Hmm, I withdraw my question realizing that you want these comments
indented the same as the line they relate to.

> About matching, maybe I can match also the number after SAF-, this should be 
> enough,
> 
> […] grep -El '^[[:blank:]]*\/\*[[:space:]]+SAF-[0-9]+.*\*\/$$’ […]

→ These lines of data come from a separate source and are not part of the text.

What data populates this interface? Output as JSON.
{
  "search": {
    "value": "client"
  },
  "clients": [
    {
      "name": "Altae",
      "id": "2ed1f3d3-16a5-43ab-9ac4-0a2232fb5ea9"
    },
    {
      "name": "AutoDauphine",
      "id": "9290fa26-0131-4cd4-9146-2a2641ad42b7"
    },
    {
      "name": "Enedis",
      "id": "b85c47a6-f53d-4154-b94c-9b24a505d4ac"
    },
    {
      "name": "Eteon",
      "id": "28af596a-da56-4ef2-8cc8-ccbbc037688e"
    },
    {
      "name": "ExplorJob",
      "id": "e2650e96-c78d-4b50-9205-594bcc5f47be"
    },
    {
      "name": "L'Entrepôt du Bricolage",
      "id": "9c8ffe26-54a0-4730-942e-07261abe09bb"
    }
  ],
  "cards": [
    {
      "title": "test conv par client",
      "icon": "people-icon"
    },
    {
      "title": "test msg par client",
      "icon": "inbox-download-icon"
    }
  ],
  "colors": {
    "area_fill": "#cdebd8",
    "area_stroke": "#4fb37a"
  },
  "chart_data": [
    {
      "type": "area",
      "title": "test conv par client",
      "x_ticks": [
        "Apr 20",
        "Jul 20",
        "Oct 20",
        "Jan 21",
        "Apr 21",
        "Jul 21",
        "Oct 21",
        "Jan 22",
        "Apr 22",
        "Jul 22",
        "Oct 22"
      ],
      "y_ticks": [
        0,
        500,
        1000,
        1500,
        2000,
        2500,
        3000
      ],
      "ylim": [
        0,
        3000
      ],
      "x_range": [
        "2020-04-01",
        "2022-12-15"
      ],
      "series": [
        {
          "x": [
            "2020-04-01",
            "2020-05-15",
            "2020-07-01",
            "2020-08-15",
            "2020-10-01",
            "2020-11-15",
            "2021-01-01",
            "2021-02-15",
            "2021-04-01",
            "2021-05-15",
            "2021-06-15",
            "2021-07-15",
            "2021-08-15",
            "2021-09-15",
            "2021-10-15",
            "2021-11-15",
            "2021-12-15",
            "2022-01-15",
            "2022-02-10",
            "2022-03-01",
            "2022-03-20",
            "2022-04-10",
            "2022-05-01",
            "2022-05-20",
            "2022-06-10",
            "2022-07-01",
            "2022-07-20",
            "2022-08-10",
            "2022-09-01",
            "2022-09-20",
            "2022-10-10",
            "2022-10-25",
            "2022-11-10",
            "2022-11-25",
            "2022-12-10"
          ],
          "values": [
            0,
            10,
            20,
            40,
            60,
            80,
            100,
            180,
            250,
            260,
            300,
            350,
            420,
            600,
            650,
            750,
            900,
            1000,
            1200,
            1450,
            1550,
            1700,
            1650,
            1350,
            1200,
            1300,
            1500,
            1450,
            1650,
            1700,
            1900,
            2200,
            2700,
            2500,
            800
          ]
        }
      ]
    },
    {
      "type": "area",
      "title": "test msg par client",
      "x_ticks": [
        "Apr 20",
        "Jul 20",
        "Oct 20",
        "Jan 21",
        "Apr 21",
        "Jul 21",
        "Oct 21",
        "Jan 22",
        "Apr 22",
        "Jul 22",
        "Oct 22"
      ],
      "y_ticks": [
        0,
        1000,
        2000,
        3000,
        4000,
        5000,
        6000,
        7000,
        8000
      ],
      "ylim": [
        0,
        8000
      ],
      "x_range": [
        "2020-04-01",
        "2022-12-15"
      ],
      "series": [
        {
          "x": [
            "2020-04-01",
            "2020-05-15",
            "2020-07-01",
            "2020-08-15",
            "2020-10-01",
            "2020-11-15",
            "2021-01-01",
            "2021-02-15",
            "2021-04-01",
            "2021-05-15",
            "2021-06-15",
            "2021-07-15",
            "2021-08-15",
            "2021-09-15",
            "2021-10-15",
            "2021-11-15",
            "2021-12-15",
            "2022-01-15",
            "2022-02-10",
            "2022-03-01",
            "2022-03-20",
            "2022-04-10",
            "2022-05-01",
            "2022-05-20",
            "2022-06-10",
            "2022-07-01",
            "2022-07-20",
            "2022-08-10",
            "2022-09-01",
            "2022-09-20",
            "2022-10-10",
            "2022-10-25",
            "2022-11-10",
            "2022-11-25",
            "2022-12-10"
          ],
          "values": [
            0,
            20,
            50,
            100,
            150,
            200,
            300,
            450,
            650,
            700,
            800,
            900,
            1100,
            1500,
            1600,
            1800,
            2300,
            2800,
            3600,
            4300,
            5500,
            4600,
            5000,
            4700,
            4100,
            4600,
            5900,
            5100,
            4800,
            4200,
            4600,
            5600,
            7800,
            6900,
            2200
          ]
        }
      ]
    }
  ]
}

I'd like to suggest to go one tiny step further (and once again to
drop the escaping of slashes):

'^[[:blank:]]*/\*[[:space:]]+SAF-[0-9]+-.*\*/$$'

>>> Now analysis-build-coverity will be called, the best match is 
>>> analysis-build-%, so again the dependency
>>> which is analysis-parse-tags-%, will be translated to 
>>> analysis-parse-tags-coverity.
>>>
>>> Now analysis-parse-tags-coverity will be called, the best match is 
>>> analysis-parse-tags-%, so the % will
>>> Have the ‘coverity’ value and in the dependency we will have 
>>> $(objtree)/%.sed -> $(objtree)/coverity.sed.
>>>
>>> Looking for $(objtree)/coverity.sed the best match is $(objtree)/%.sed, 
>>> which will have $(JUSTIFICATION_FILES)
>>> and the python script in the dependency, here we will use the second 
>>> expansion to solve
>>> $(XEN_ROOT)/docs/misra/false-positive-$$*.json in 
>>> $(XEN_ROOT)/docs/misra/false-positive-coverity.json
>>>
>>> So now after analysis-parse-tags-coverity has ended its dependency it will 
>>> start with its recipe, after it finishes,
>>> the recipe of analysis-build-coverity will start and it will call make to 
>>> actually build Xen.
>>
>> Okay, I see now - this building of Xen really _is_ independent of the
>> checker chosen. I'm not sure though whether it is a good idea to
>> integrate all this, including ...
>>
>>> After the build finishes, if the status is good, the 
>>> analysis-build-coverity has finished and the _analysis-coverity
>>> recipe can now run, it will call make with the analysis-clean target, 
>>> restoring any <file>.{c,h}.safparse to <file>.{c,h}.
>>
>> ... the subsequent cleaning. The state of the _source_ tree after a
>> build failure would be different from that after a successful build.
>> Personally I consider this at best surprising.
>>
>> I wonder whether instead there could be a shell(?) script driving a
>> sequence of make invocations, leaving the new make goals all be self-
>> contained. Such a script could revert the source tree to its original
>> state even upon build failure by default, with an option allowing to
>> suppress this behavior.
> 
> Instead of adding another tool, so another layer to the overall system, I 
> would be more willing to add documentation
> about this process, explaining how to use the analysis-* build targets, what 
> to expect after a successful run and what
> to expect after a failure.
> 
> What do you think?

Personally I'd prefer make goals to behave as such, with no surprises.